If Charlotte longed for an incognito presence as Pfordresher argues it might have been for self-protection from those well-bred people and from the patriarchs of British society. In 1836, she wrote a letter to the British poet laureate, Robert Southey, in which she shared her desire to be a writer and enclosed two of her own poems. Southey scolded her.

“Literature cannot be the business of a woman’s life & it ought not to be,” he wrote. Fortunately, she didn’t listen to him.

Pfordresher shows that Charlotte went against the grain and that her imagination took her into very dark places, indeed. Accordingly, he takes readers into the very heart of her darkness.

He also does an admirable job of painting a group portrait of the Brontë tribe that surrounded Charlotte: father Patrick, an Irish-born curate and a rough taskmaster; brother Patrick, a failed artist who turned to drink and opium; and her two sisters, Emily and Anne, who also went against the grain and wrote under pseudonyms.

Maria Brontë, the wife and mother, died in 1821. All three of her daughters were literary geniuses, though they were not recognized as such by the leading male critics of the day. (William Makepeace Thackeray was an exception).

Matthew Arnold, the author of Culture and Anarchy who loved order above all else, complained that Charlotte’s mind was filled with “nothing but hunger, rebellion and rage.” In his mind she was a pure anarchist.
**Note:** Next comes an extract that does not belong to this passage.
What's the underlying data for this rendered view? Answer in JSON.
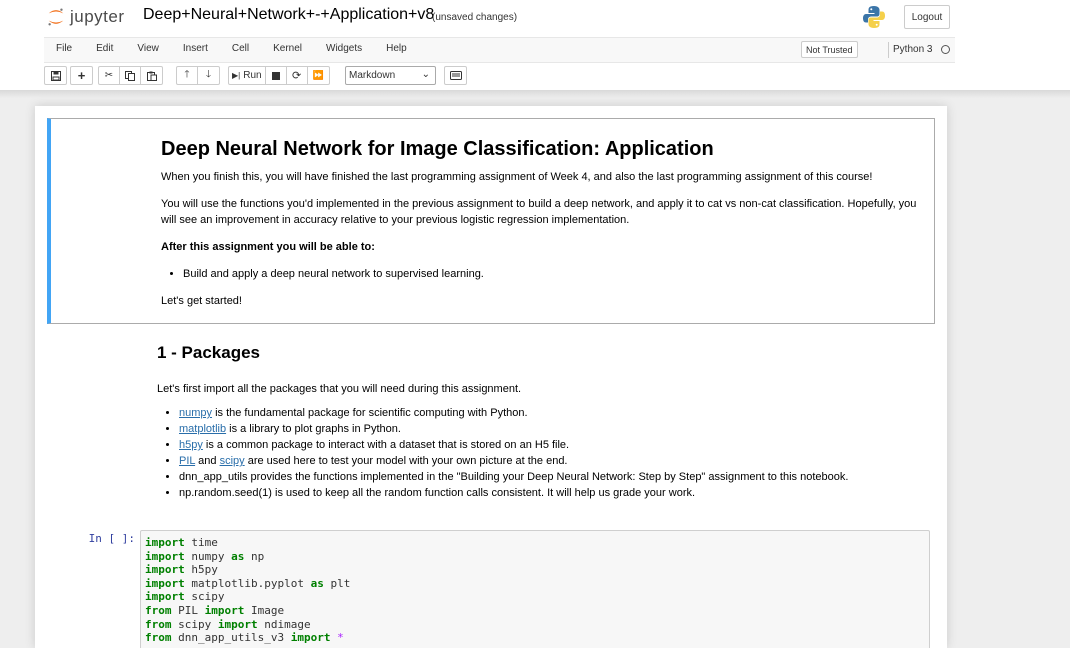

The Secret History of Jane Eyre shows that she had good reasons to be hungry, rebellious and full of rage. Still, she also loved culture, order, beauty, and truth. Pfordresher makes Charlotte into a complex figure who sometimes seems as much a fiction as the characters she created: very much an individual of her time and place and yet way beyond them, too.

Pfordresher does not mention her near contemporary, Emily Dickinson, the 19th century New England poet with whom she shares common ground. Both had divided selves, both lived hidden lives, and both disobeyed the patriarchy. Still, unlike Charlotte Brontë, Emily Dickinson never married and apparently never enjoyed a sexual relationship with another person. Charlotte did both and died in 1855 as a result of an illness associated with her pregnancy. To the end, she lived to the fullest.

At the end of his deeply moving book, Pfordresher provides a quotation from the British writer and groundbreaking intellectual, Harriet Martineau, who visited Charlotte and called her “a frail little creature who had done such wonderful things.” At a time when men didn’t appreciate her, women writers like Elizabeth Gaskell and Harriet Martineau recognized her genius. Professor Pfordresher joins the crowd of admirers just in time for the 170th anniversary of the publication of her classic.

His book might well send fans of the Brontës back to Emily’s Wuthering Heights and Charlotte’s four novels: The Professor, Shirley, Villette, and Jane Eyre, the book that went boldly into the world and altered the writing of literature.